[Date Prev][Date Next][Thread Prev][Thread Next]
- Subject: Re: Features you would like to see
- From: Mark Hamburg <mhamburg@...>
- Date: Tue, 21 Aug 2007 16:29:35 -0700
on 8/21/07 8:35 AM, David Given at firstname.lastname@example.org wrote:
> -----BEGIN PGP SIGNED MESSAGE-----
> Hash: SHA1
> Mark Hamburg wrote:
>> I used to really want this and even made proposals in this regard. I've gone
>> back and studied the subtleties of Smalltalk blocks and realized that the
>> problem is a lot deeper than one would expect.
>> Does the return exit the function and hence behave differently from a return
> One thing you can do in Smalltalk is to have the block return *after* the
> enclosing method has terminated! Consider:
> handleClicksOn: o
> o whenButtonClickedDo: [ ^ true ].
> o enterMainLoop
> (Calling whenButtonClickedDo: registers a callback on o that returns true;
> [...] defines a closure, ^ is return. enterMainLoop blocks and handles events.

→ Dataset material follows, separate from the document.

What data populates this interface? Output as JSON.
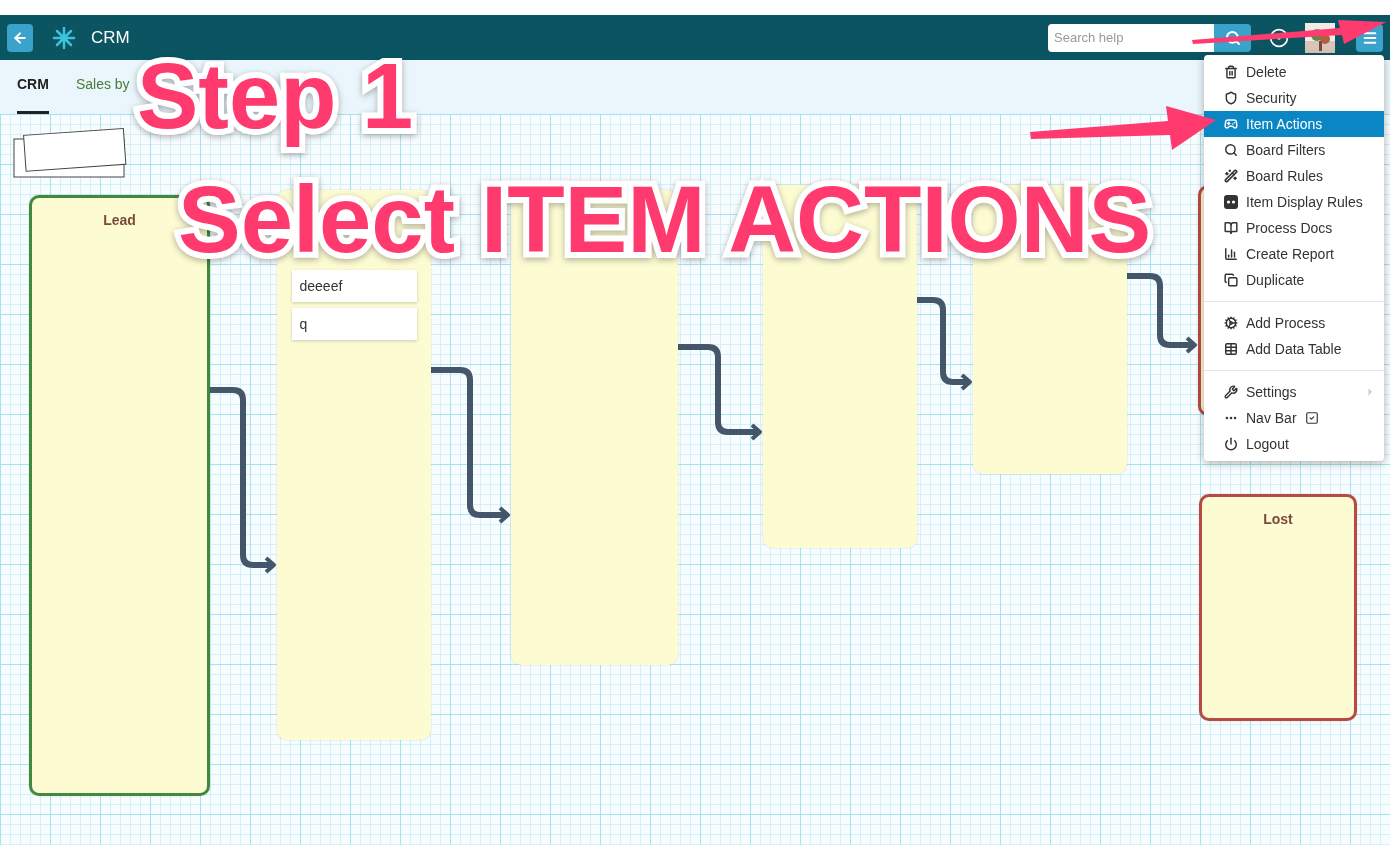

> Smalltalk is, in a lot of ways, a very *concise* language.)
> What happens if the main loop exits, handleClicksOn: terminates, and then
> somehow the user manages to click the button? Well, the standard doesn't
> actually say --- it's 'undefined'. The same thing applies if you manage to
> pass the closure off to a thread other than the one that actually created it.

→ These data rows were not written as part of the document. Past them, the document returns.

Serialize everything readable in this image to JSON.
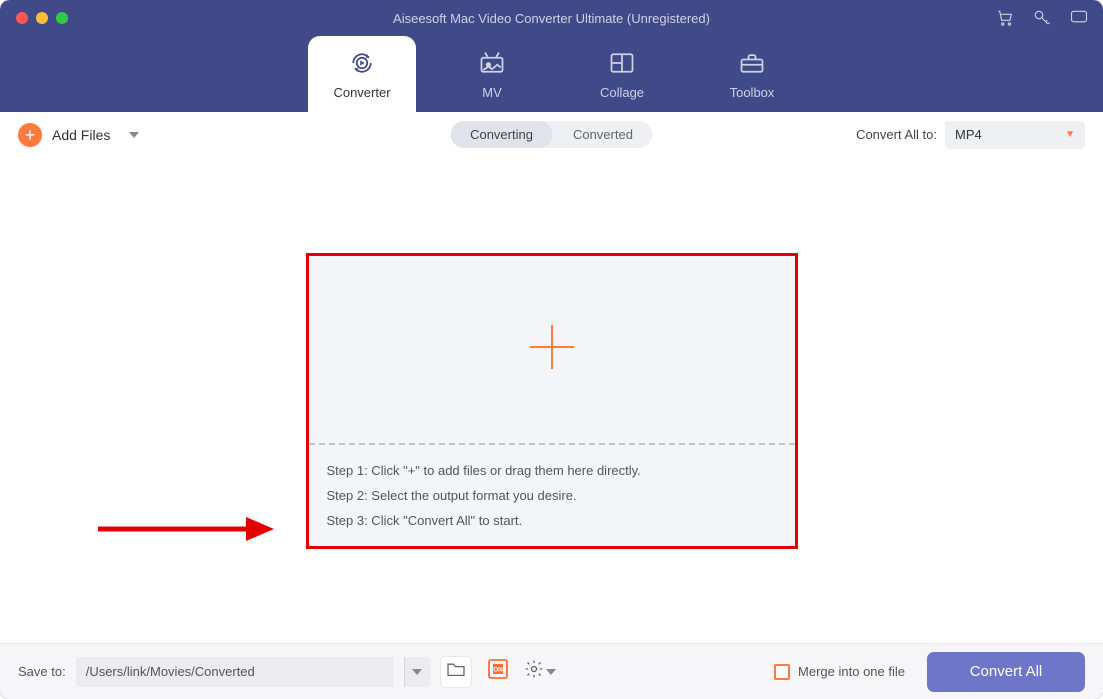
{
  "titlebar": {
    "title": "Aiseesoft Mac Video Converter Ultimate (Unregistered)"
  },
  "tabs": {
    "converter": "Converter",
    "mv": "MV",
    "collage": "Collage",
    "toolbox": "Toolbox"
  },
  "toolbar": {
    "add_files": "Add Files",
    "converting": "Converting",
    "converted": "Converted",
    "convert_all_to": "Convert All to:",
    "format": "MP4"
  },
  "dropzone": {
    "step1": "Step 1: Click \"+\" to add files or drag them here directly.",
    "step2": "Step 2: Select the output format you desire.",
    "step3": "Step 3: Click \"Convert All\" to start."
  },
  "bottom": {
    "save_to": "Save to:",
    "path": "/Users/link/Movies/Converted",
    "merge": "Merge into one file",
    "convert_all": "Convert All"
  },
  "colors": {
    "header_bg": "#404a88",
    "accent": "#ff7a3d",
    "primary_btn": "#6d76c8",
    "highlight_border": "#e30000"
  }
}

The Scheme answer is that you get to return again from handleClicksOn.
But that's Scheme. ;-)
In fact, I sometimes explain first-class continuations to people by
proposing a syntax for non-local returns (e.g., return x from func1) and
then asking what happens when you invoke this after the appropriate
activation of func1 has already returned. The Scheme answer: It does exactly
what you asked for and it returns again.
I think the Dylan answer is that it's an error and Dylan presumably throws
an exception. Yes, you can argue that it isn't the fault of the call chain
that led to the block being called and trying to return, but to the extent
that an exception means "someone tried to do something they shouldn't" --
e.g., index a number -- this is an appropriate use for exceptions.